Lezingen - 4 mei 2098
Spring naar hoofdtekstNavigatiekalender
Navigatie
Jaar A
Pagina 157 (nieuw)
Pagina 565 (oud)
Derde zondag van Pasen
Eerste lezing
Hand. 2, 14. 22-33
Het was onmogelijk,
dat Hij door de dood werd vastgehouden.
Lezing uit de Handelingen van de apostelen
Op de dag van Pinksteren
stond Petrus op, samen met de elf, verhief zijn stem en sprak tot hen:
“Joodse mannen en gij allen die in Jeruzalem woont,
dit moet bij u bekend zijn en luistert naar mijn woorden.

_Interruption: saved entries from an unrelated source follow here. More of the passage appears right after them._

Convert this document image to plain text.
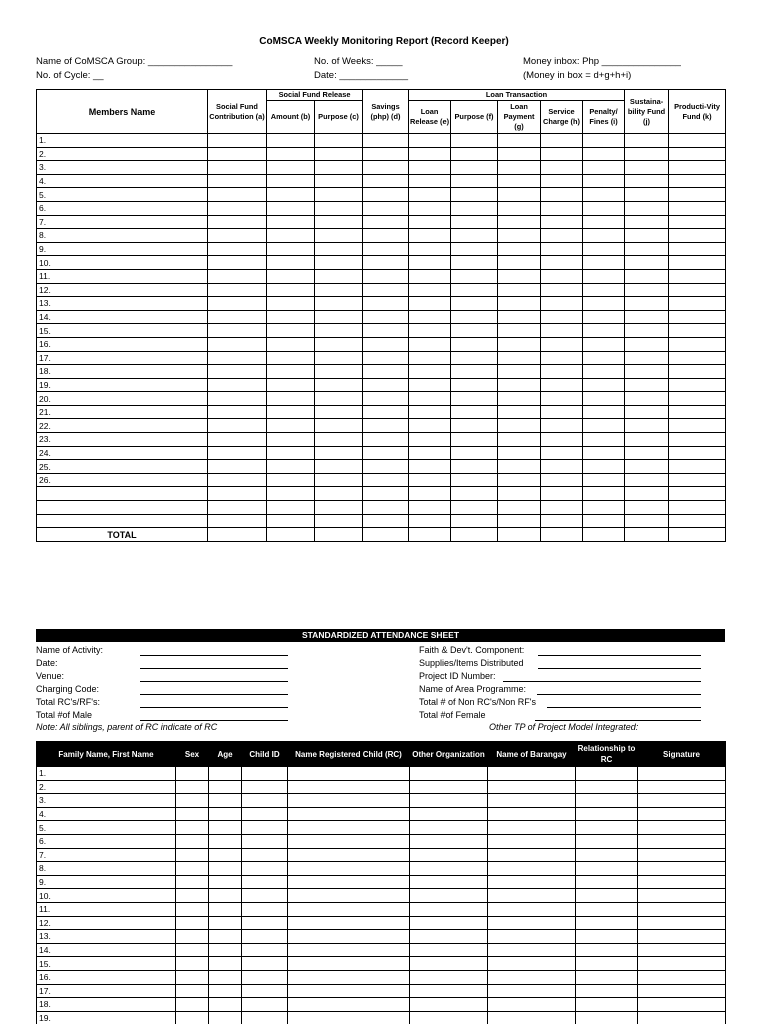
CoMSCA Weekly Monitoring Report (Record Keeper)
Name of CoMSCA Group: ________________
No. of Cycle: __
No. of Weeks: _____
Date: _____________
Money inbox: Php _______________
(Money in box = d+g+h+i)
Members Name	Social Fund Contribution (a)	Social Fund Release		Savings (php) (d)	Loan Transaction					Sustaina-bility Fund (j)	Producti-Vity Fund (k)
		Amount (b)	Purpose (c)		Loan Release (e)	Purpose (f)	Loan Payment (g)	Service Charge (h)	Penalty/ Fines (i)		
1.											
2.											
3.											
4.											
5.											
6.											
7.											
8.											
9.											
10.											
11.											
12.											
13.											
14.											
15.											
16.											
17.											
18.											
19.											
20.											
21.											
22.											
23.											
24.											
25.											
26.											

TOTAL											
STANDARDIZED ATTENDANCE SHEET
Name of Activity:
Date:
Venue:
Charging Code:
Total RC's/RF's:
Total #of Male
Faith & Dev't. Component:
Supplies/Items Distributed
Project ID Number:
Name of Area Programme:
Total # of Non RC's/Non RF's
Total #of Female
Note: All siblings, parent of RC indicate of RC	Other TP of Project Model Integrated:
Family Name, First Name	Sex	Age	Child ID	Name Registered Child (RC)	Other Organization	Name of Barangay	Relationship to RC	Signature
1.								
2.								
3.								
4.								
5.								
6.								
7.								
8.								
9.								
10.								
11.								
12.								
13.								
14.								
15.								
16.								
17.								
18.								
19.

Jezus de Nazoreeër was een man,
u van Godswege aangewezen door machtige daden, wonderen en tekenen.
die God door Hem onder u heeft verricht, zoals gij zelf weet.
Hem, die volgens Gods vastgestelde raadsbesluit en voorkennis is uitgeleverd,
hebt gij door de hand van wettelozen
aan het kruis genageld en gedood.
Hem heeft God opgewekt na de weeën van de dood te hebben ontbonden;
want het was onmogelijk dat Hij daardoor werd vastgehouden.
Want David zegt over Hem:
‘De Heer had ik voor ogen, altijd door,
Hij is aan mijn rechterhand, opdat ik niet zou wankelen;
daarom is mijn hart verheugd en jubelt mijn tong;
ja, ook mijn lichaam zal rust vinden in hoop,
want Gij zult mijn ziel niet overlaten aan het dodenrijk
en uw Heilige geen bederf laten zien.
Wegen ten leven hebt Gij mij doen kennen,
Gij zult mij met vreugde vervullen voor uw aanschijn.’
Mannenbroeders,
ik mag wel vrijuit tot u zeggen over de aartsvader David,
dat hij gestorven en begraven is;
en zijn graf is bij ons tot op deze dag.
Welnu, omdat hij een profeet was
en wist, dat God hem een eed gezworen had
dat Hij een van zijn nakomelingen op zijn troon zou doen zetelen,
zei hij met een vooruitziende blik over de verrijzenis van Christus,
dat Hij niet is overgelaten aan het dodenrijk
en dat zijn lichaam het bederf niet heeft gezien.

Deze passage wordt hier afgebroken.